Our Kind Of Traitor - This Le Carre Low-Key Rocks
Dir: Susannah White
Starring Ewan McGreogor, Stellan Skrasgard, Naomie Hrris, Damian Lewis, Jeremey Northam, Mark Gatiss
There’s been a bit of a revival of the world of Le Carre of late – from Gary Oldman’s Tinker Tailor to Phillip Seymour’s Most Wanted Man to Tom Hiddlestons’ all-pumping arse. Here we have Ewan McGregor in his remarkably winning everyman mode, and a slighter story. But one that still manages to find impact.
Said Scotsman is a uni lecturer, with a troubled marriage to lawyer Harris, in a film which manages to do that thing that all really good thrillers turn on – place an ordinary person in a life-threatening extra-ordinary (and the hyphen is deliberate) situation. And, as with all Le Carre’s work, this is a story of moral complexity rather than action and moment.

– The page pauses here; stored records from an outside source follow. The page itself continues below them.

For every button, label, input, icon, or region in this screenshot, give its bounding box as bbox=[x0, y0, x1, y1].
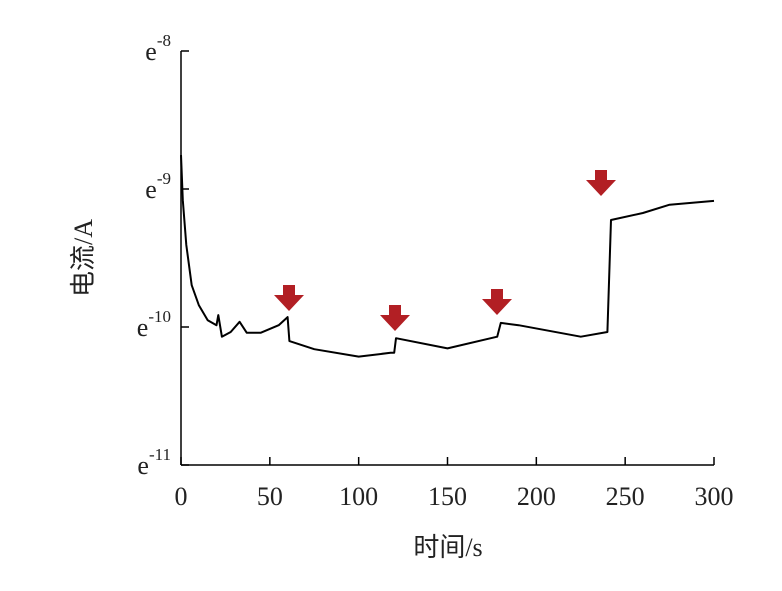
background bbox=[68, 12, 740, 568]
x-tick-label: 200 bbox=[517, 482, 556, 511]
y-tick-label: e-8 bbox=[145, 31, 171, 66]
x-tick-label: 150 bbox=[428, 482, 467, 511]
x-tick-label: 0 bbox=[175, 482, 188, 511]
x-tick-label: 50 bbox=[257, 482, 283, 511]
arrow bbox=[586, 170, 616, 196]
arrow bbox=[482, 289, 512, 315]
data-line bbox=[180, 155, 715, 358]
y-tick-label: e-9 bbox=[145, 169, 171, 204]
y-tick-label: e-11 bbox=[137, 445, 171, 480]
y-axis-label: 电流/A bbox=[69, 219, 98, 297]
x-tick-label: 250 bbox=[606, 482, 645, 511]
y-tick-label: e-10 bbox=[137, 307, 171, 342]
arrow bbox=[380, 305, 410, 331]
x-tick-label: 100 bbox=[339, 482, 378, 511]
arrow bbox=[274, 285, 304, 311]
x-axis-label: 时间/s bbox=[413, 533, 482, 562]
x-tick-label: 300 bbox=[695, 482, 734, 511]
arrows bbox=[274, 170, 616, 331]
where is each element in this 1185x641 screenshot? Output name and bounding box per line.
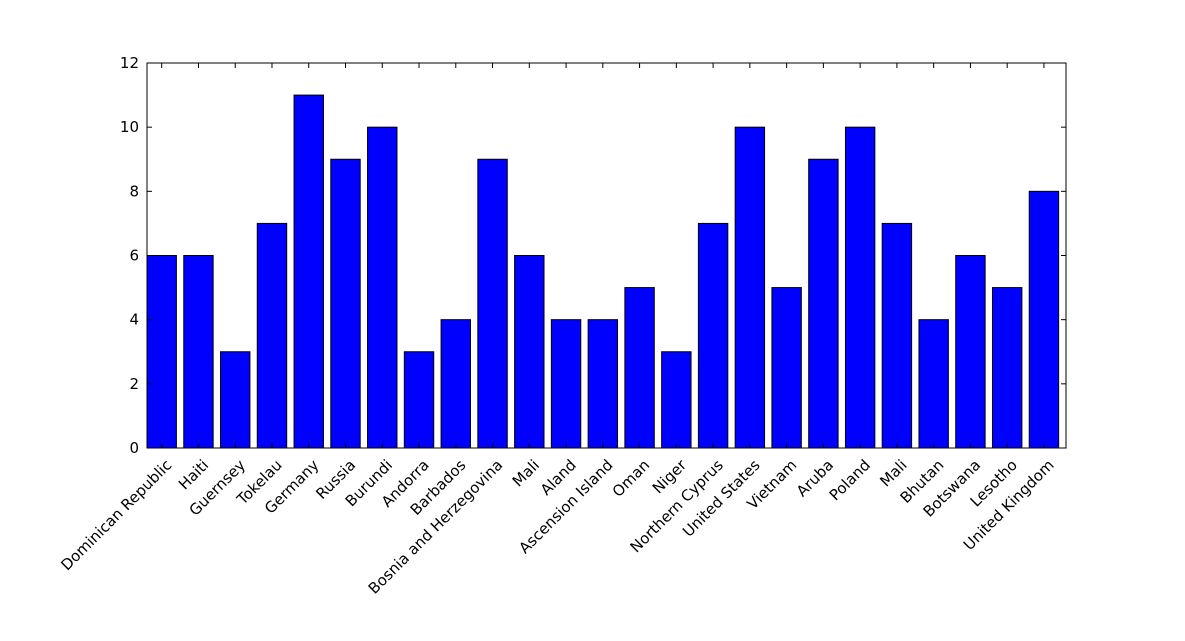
bar-8: [440, 319, 471, 449]
bar-13: [624, 287, 655, 449]
x-tick-label: Poland: [826, 456, 874, 504]
bar-9: [477, 158, 508, 449]
bar-21: [918, 319, 949, 449]
y-tick-label: 0: [129, 439, 139, 457]
bar-19: [844, 126, 876, 449]
bar-6: [367, 126, 398, 449]
bar-17: [771, 287, 802, 449]
bar-11: [550, 319, 582, 449]
y-tick-label: 12: [120, 54, 139, 72]
bar-14: [661, 351, 692, 449]
bar-2: [220, 351, 251, 449]
bar-15: [697, 222, 729, 449]
bar-23: [991, 287, 1023, 449]
bar-22: [955, 255, 986, 449]
y-tick-label: 2: [129, 375, 139, 393]
bar-10: [514, 255, 545, 449]
bar-18: [808, 158, 839, 449]
bar-5: [330, 158, 361, 449]
y-tick-label: 4: [129, 311, 139, 329]
y-tick-label: 8: [129, 182, 139, 200]
bar-20: [881, 222, 913, 449]
x-tick-labels: Dominican Republic HaitiGuernseyTokelauGe…: [57, 455, 1057, 597]
ticks-group: [147, 62, 1066, 449]
bar-12: [587, 319, 619, 449]
bar-7: [403, 351, 435, 449]
x-tick-label: Oman: [609, 456, 654, 501]
y-tick-label: 6: [129, 247, 139, 265]
y-tick-label: 10: [120, 118, 139, 136]
y-tick-labels: 0 2 4 6 8 10 12: [120, 54, 139, 457]
bar-16: [734, 126, 766, 449]
bar-24: [1028, 190, 1060, 449]
plot-frame: [146, 62, 1067, 449]
x-tick-label: Dominican Republic: [57, 456, 175, 574]
bar-3: [256, 222, 288, 449]
bar-4: [293, 94, 324, 449]
bar-1: [183, 255, 214, 449]
bar-0: [146, 255, 177, 449]
bars-group: [146, 94, 1060, 449]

As such, it works very well.
The basic gist is “PROFESSOR” Ewan (that’s how Skarsgard always says it) meets Russian mafia money man Stellan, who see some worthiness in what at that point is left of each other (Ewan’s an adulterer trying to save his marriage to Harris; Stellan – well, he’s done bad stuff but loves his kids) – and come together to save what they can.

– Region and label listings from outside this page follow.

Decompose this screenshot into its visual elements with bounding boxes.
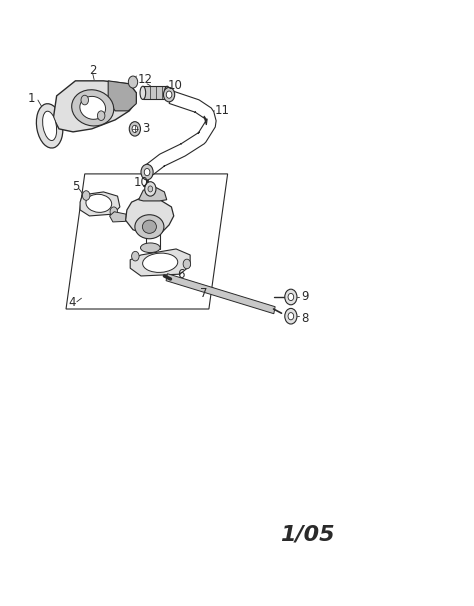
Polygon shape (80, 192, 120, 216)
Circle shape (288, 293, 294, 301)
Polygon shape (130, 249, 190, 276)
Text: 1: 1 (28, 92, 36, 105)
Text: 8: 8 (301, 311, 309, 324)
Polygon shape (166, 274, 275, 314)
Polygon shape (138, 188, 167, 201)
Ellipse shape (43, 112, 57, 141)
Text: 11: 11 (215, 104, 229, 118)
Polygon shape (108, 81, 137, 111)
Text: 4: 4 (68, 296, 76, 310)
Polygon shape (109, 211, 126, 222)
Circle shape (183, 259, 191, 269)
Text: 3: 3 (142, 122, 149, 135)
Ellipse shape (135, 215, 164, 239)
Ellipse shape (164, 86, 170, 99)
Text: 12: 12 (138, 73, 153, 86)
Circle shape (132, 251, 139, 261)
Ellipse shape (140, 243, 160, 253)
Ellipse shape (86, 195, 112, 212)
Text: 6: 6 (177, 268, 184, 281)
Circle shape (285, 289, 297, 305)
Text: 10: 10 (134, 176, 148, 190)
Circle shape (285, 308, 297, 324)
Polygon shape (54, 81, 137, 132)
Polygon shape (146, 91, 216, 176)
Circle shape (148, 186, 153, 192)
Ellipse shape (72, 90, 114, 126)
Circle shape (145, 182, 156, 196)
Bar (143, 86, 167, 99)
Circle shape (110, 207, 118, 216)
Ellipse shape (142, 220, 156, 233)
Ellipse shape (140, 86, 146, 99)
Circle shape (144, 168, 150, 176)
Text: 5: 5 (72, 180, 79, 193)
Circle shape (132, 125, 137, 133)
Text: 7: 7 (201, 287, 208, 301)
Text: 1/05: 1/05 (280, 524, 335, 544)
Circle shape (141, 164, 153, 180)
Circle shape (97, 111, 105, 121)
Ellipse shape (143, 253, 178, 273)
Ellipse shape (36, 104, 63, 148)
Polygon shape (126, 198, 174, 234)
Circle shape (82, 191, 90, 201)
Circle shape (164, 87, 175, 102)
Circle shape (81, 95, 89, 105)
Circle shape (129, 122, 140, 136)
Circle shape (128, 76, 137, 88)
Text: 10: 10 (168, 79, 182, 92)
Circle shape (166, 91, 172, 98)
Circle shape (288, 313, 294, 320)
Text: 2: 2 (89, 64, 97, 76)
Text: 9: 9 (301, 290, 309, 304)
Ellipse shape (80, 96, 106, 119)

Damian Lewis shows up brilliantly as a MI6 type who really would know better if it wasn’t so personal, and Harris fills in all the gaps.
But the real star here in White’s film is not the cast, not even Le Carre – it is the photography of digital pioneer Anthony Dod Mantle - and yes, we’ve sung the man’s prises many times before on these pages, but here he takes a solid thriller and elevates it into a thing of beauty. To be fair, he may have made the film look better than it actually is – but we’re in the mood to forgive.
This is that small scale, mid-budget, beautiful to look at it, very engrossing, character-based movie that they keep telling us they don’t make anymore. This – actually – is that. And all the more welcome for it.